The two advanced friends stood among the shrubs of the Arlington winter garden, beside a little tinkling grotto. In silence, Charles dropped a pebble down among the dusky forms of fish.

"Of course," said Mary, slowly, "I told her a story about—my trouble at the High School. But I could see that she knew all the time. I'm sure now that was what decided her to go—by herself. Some friend or other got her some sort of position—in Philadelphia. Of course she went without saying anything to me...."

Her voice, which could be so annoyingly calm at times, was deeply troubled. Charles expressed sympathies, with haste; and, indeed, he felt them now, oddly and disturbingly. It was as if Miss Trevenna, by that simple act of getting down off other people's backs, had too suddenly upset his whole opinion of her.

"Don't you think, after all," he said presently, "it may be easier for her somewhere else for a while, than—"

"Oh, easier in a way, yes!

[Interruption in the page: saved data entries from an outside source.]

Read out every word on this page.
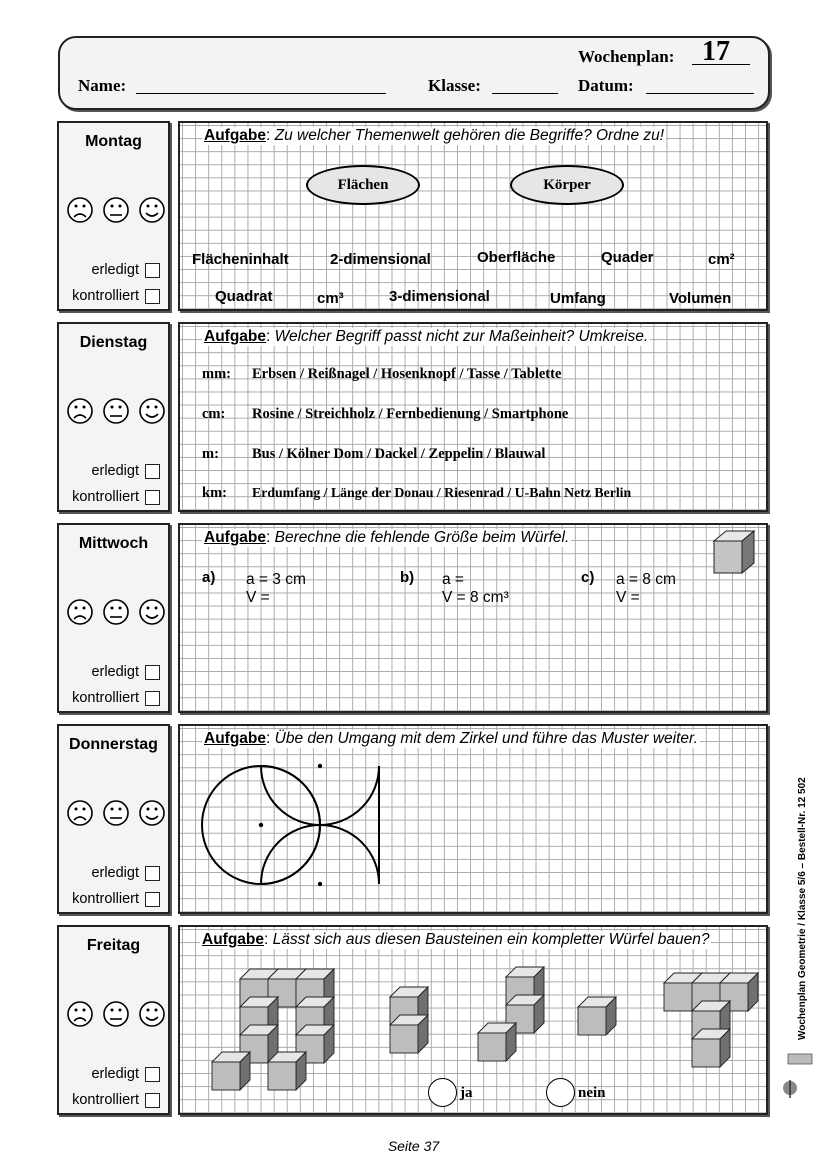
Wochenplan: 17
Name:	Klasse:	Datum:
Montag
erledigt
kontrolliert
Dienstag
erledigt
kontrolliert
Mittwoch
erledigt
kontrolliert
Donnerstag
erledigt
kontrolliert
Freitag
erledigt
kontrolliert
Aufgabe: Zu welcher Themenwelt gehören die Begriffe? Ordne zu!
Flächen	Körper
Flächeninhalt	2-dimensional	Oberfläche	Quader	cm²
Quadrat	cm³	3-dimensional	Umfang	Volumen
Aufgabe: Welcher Begriff passt nicht zur Maßeinheit? Umkreise.
mm: Erbsen / Reißnagel / Hosenknopf / Tasse / Tablette
cm: Rosine / Streichholz / Fernbedienung / Smartphone
m: Bus / Kölner Dom / Dackel / Zeppelin / Blauwal
km: Erdumfang / Länge der Donau / Riesenrad / U-Bahn Netz Berlin
Aufgabe: Berechne die fehlende Größe beim Würfel.
a) a = 3 cm
V =
b) a =
V = 8 cm³
c) a = 8 cm
V =
Aufgabe: Übe den Umgang mit dem Zirkel und führe das Muster weiter.
Aufgabe: Lässt sich aus diesen Bausteinen ein kompletter Würfel bauen?
ja	nein
Wochenplan Geometrie / Klasse 5/6 – Bestell-Nr. 12 502
Seite 37
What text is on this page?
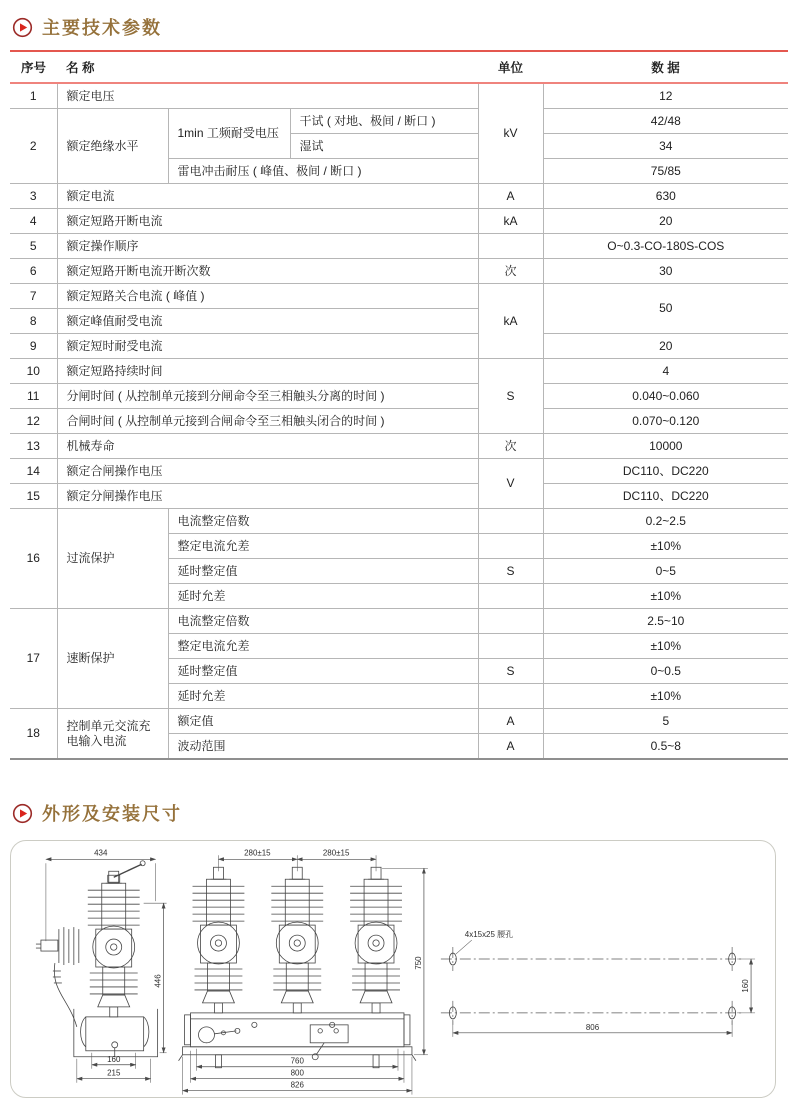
主要技术参数
序号	名 称			单位	数 据
1	额定电压			kV	12
2	额定绝缘水平	1min 工频耐受电压	干试 ( 对地、极间 / 断口 )		42/48
			湿试		34
		雷电冲击耐压 ( 峰值、极间 / 断口 )			75/85
3	额定电流			A	630
4	额定短路开断电流			kA	20
5	额定操作顺序				O~0.3-CO-180S-COS
6	额定短路开断电流开断次数			次	30
7	额定短路关合电流 ( 峰值 )			kA	50
8	额定峰值耐受电流				
9	额定短时耐受电流				20
10	额定短路持续时间			S	4
11	分闸时间 ( 从控制单元接到分闸命令至三相触头分离的时间 )				0.040~0.060
12	合闸时间 ( 从控制单元接到合闸命令至三相触头闭合的时间 )				0.070~0.120
13	机械寿命			次	10000
14	额定合闸操作电压			V	DC110、DC220
15	额定分闸操作电压				DC110、DC220
16	过流保护	电流整定倍数			0.2~2.5
		整定电流允差			±10%
		延时整定值		S	0~5
		延时允差			±10%
17	速断保护	电流整定倍数			2.5~10
		整定电流允差			±10%
		延时整定值		S	0~0.5
		延时允差			±10%
18	控制单元交流充电输入电流	额定值		A	5
		波动范围		A	0.5~8
外形及安装尺寸
434
446
160
215
280±15	280±15
750
760
800
826
4x15x25 腰孔
806
160
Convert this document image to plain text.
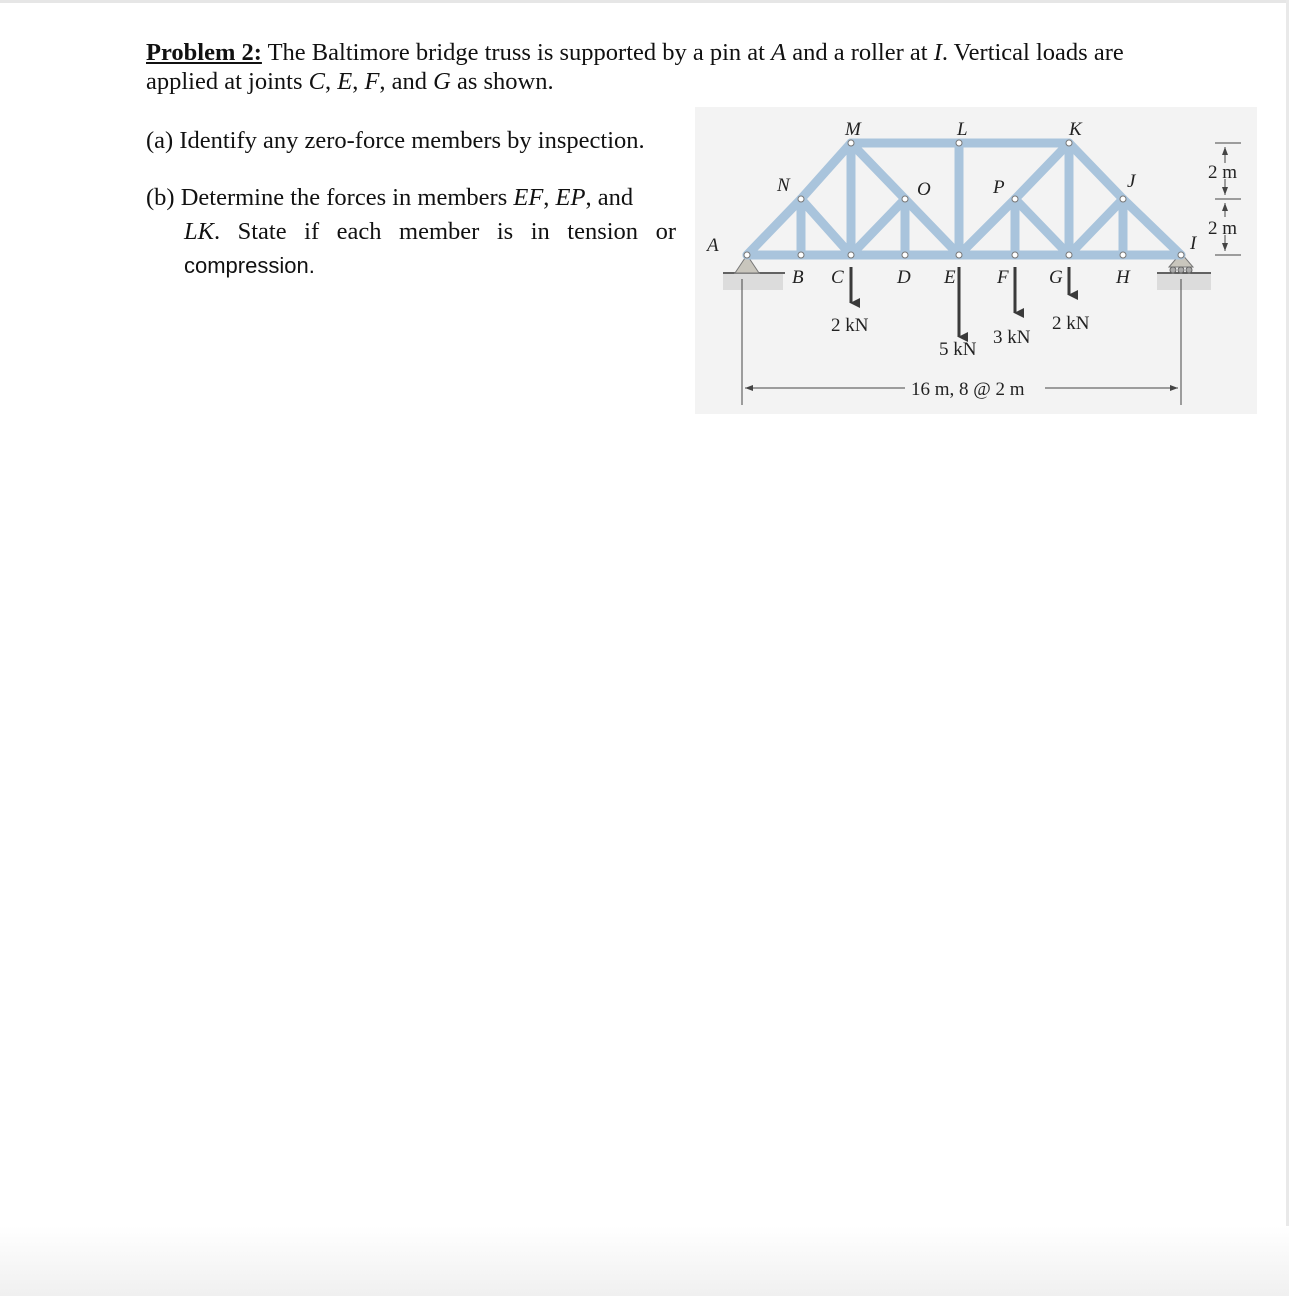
Problem 2: The Baltimore bridge truss is supported by a pin at A and a roller at I. Vertical loads are applied at joints C, E, F, and G as shown.
(a) Identify any zero-force members by inspection.
(b) Determine the forces in members EF, EP, and
LK. State if each member is in tension or
compression.
M	L	K
N	O	P	J
A
B C	D E F G	H
I
2 kN
5 kN
3 kN
2 kN
16 m, 8 @ 2 m
2 m
2 m
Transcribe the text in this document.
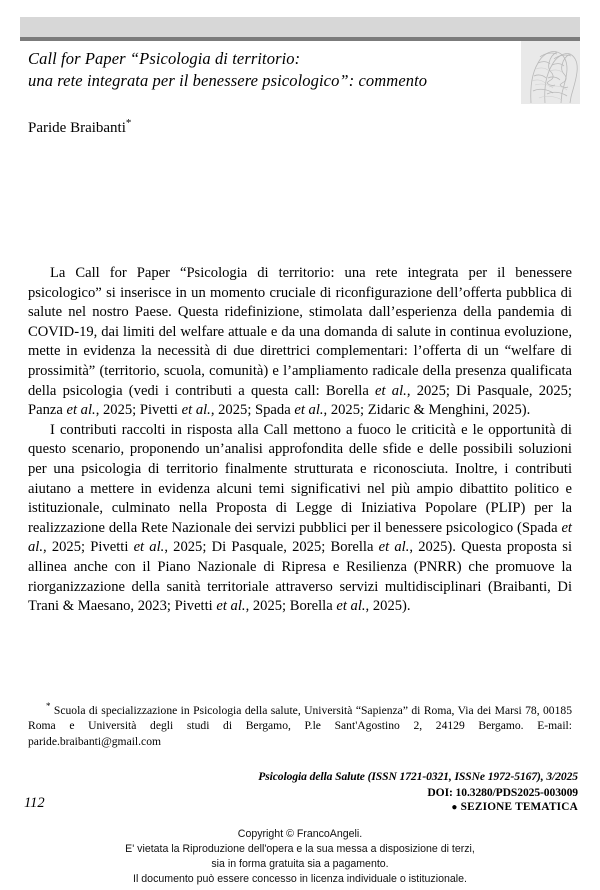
Call for Paper “Psicologia di territorio:
una rete integrata per il benessere psicologico”: commento
Paride Braibanti*

La Call for Paper “Psicologia di territorio: una rete integrata per il benessere psicologico” si inserisce in un momento cruciale di riconfigurazione dell’offerta pubblica di salute nel nostro Paese. Questa ridefinizione, stimolata dall’esperienza della pandemia di COVID-19, dai limiti del welfare attuale e da una domanda di salute in continua evoluzione, mette in evidenza la necessità di due direttrici complementari: l’offerta di un “welfare di prossimità” (territorio, scuola, comunità) e l’ampliamento radicale della presenza qualificata della psicologia (vedi i contributi a questa call: Borella et al., 2025; Di Pasquale, 2025; Panza et al., 2025; Pivetti et al., 2025; Spada et al., 2025; Zidaric & Menghini, 2025).

I contributi raccolti in risposta alla Call mettono a fuoco le criticità e le opportunità di questo scenario, proponendo un’analisi approfondita delle sfide e delle possibili soluzioni per una psicologia di territorio finalmente strutturata e riconosciuta. Inoltre, i contributi aiutano a mettere in evidenza alcuni temi significativi nel più ampio dibattito politico e istituzionale, culminato nella Proposta di Legge di Iniziativa Popolare (PLIP) per la realizzazione della Rete Nazionale dei servizi pubblici per il benessere psicologico (Spada et al., 2025; Pivetti et al., 2025; Di Pasquale, 2025; Borella et al., 2025). Questa proposta si allinea anche con il Piano Nazionale di Ripresa e Resilienza (PNRR) che promuove la riorganizzazione della sanità territoriale attraverso servizi multidisciplinari (Braibanti, Di Trani & Maesano, 2023; Pivetti et al., 2025; Borella et al., 2025).

* Scuola di specializzazione in Psicologia della salute, Università “Sapienza” di Roma, Via dei Marsi 78, 00185 Roma e Università degli studi di Bergamo, P.le Sant'Agostino 2, 24129 Bergamo. E-mail: paride.braibanti@gmail.com

Psicologia della Salute (ISSN 1721-0321, ISSNe 1972-5167), 3/2025
DOI: 10.3280/PDS2025-003009
● SEZIONE TEMATICA
112
Copyright © FrancoAngeli.
E' vietata la Riproduzione dell'opera e la sua messa a disposizione di terzi,
sia in forma gratuita sia a pagamento.
Il documento può essere concesso in licenza individuale o istituzionale.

But I know she felt, and I think, too, that her only hope of really putting her life together again, ever, was here—where she broke it in two. To go and bury herself among strangers won't ever settle anything. Oh," exclaimed Mary, "if she could only, only marry now! I suppose people might stop thinking of her as a pariah then, I suppose she might come back! But what's the use of hoping? She's still crazily in love with that man, you see."

"What!—she is! Why'd she leave him then—?"

The former principal regarded him, drawing on her gloves. She had dark eyebrows, well-marked and unusually arched; they gave a peculiar intentness to her blue gaze, and a faint habitual interrogativeness. Now, perhaps at the young man's expression, she laughed, suddenly and naturally. Her spirit was not broken certainly.

"And women are really so awfully simple, too! Of course she left him, Mr. Garrott, because she didn't think he cared enough for her any longer to—justify her."

And, grave again, she asked, directly: "Have you really doubted that she has a higher ideal of love than half the good people who've wanted to run her out of the city and stone her?"

This, indeed, Charles had had no reason to doubt. He, of course, had never shared the low opinion of a woman, that she had but one virtue, and that one too crudely appraised. His complaint against this girl had been upon a wholly different ground—now abruptly fallen beneath his feet. He was troubled with the sense that this young figure, in vanishing, had suddenly touched the dignity of tragedy. He had remembered, with a little shock, that Miss Trevenna was not yet twenty-five years of age.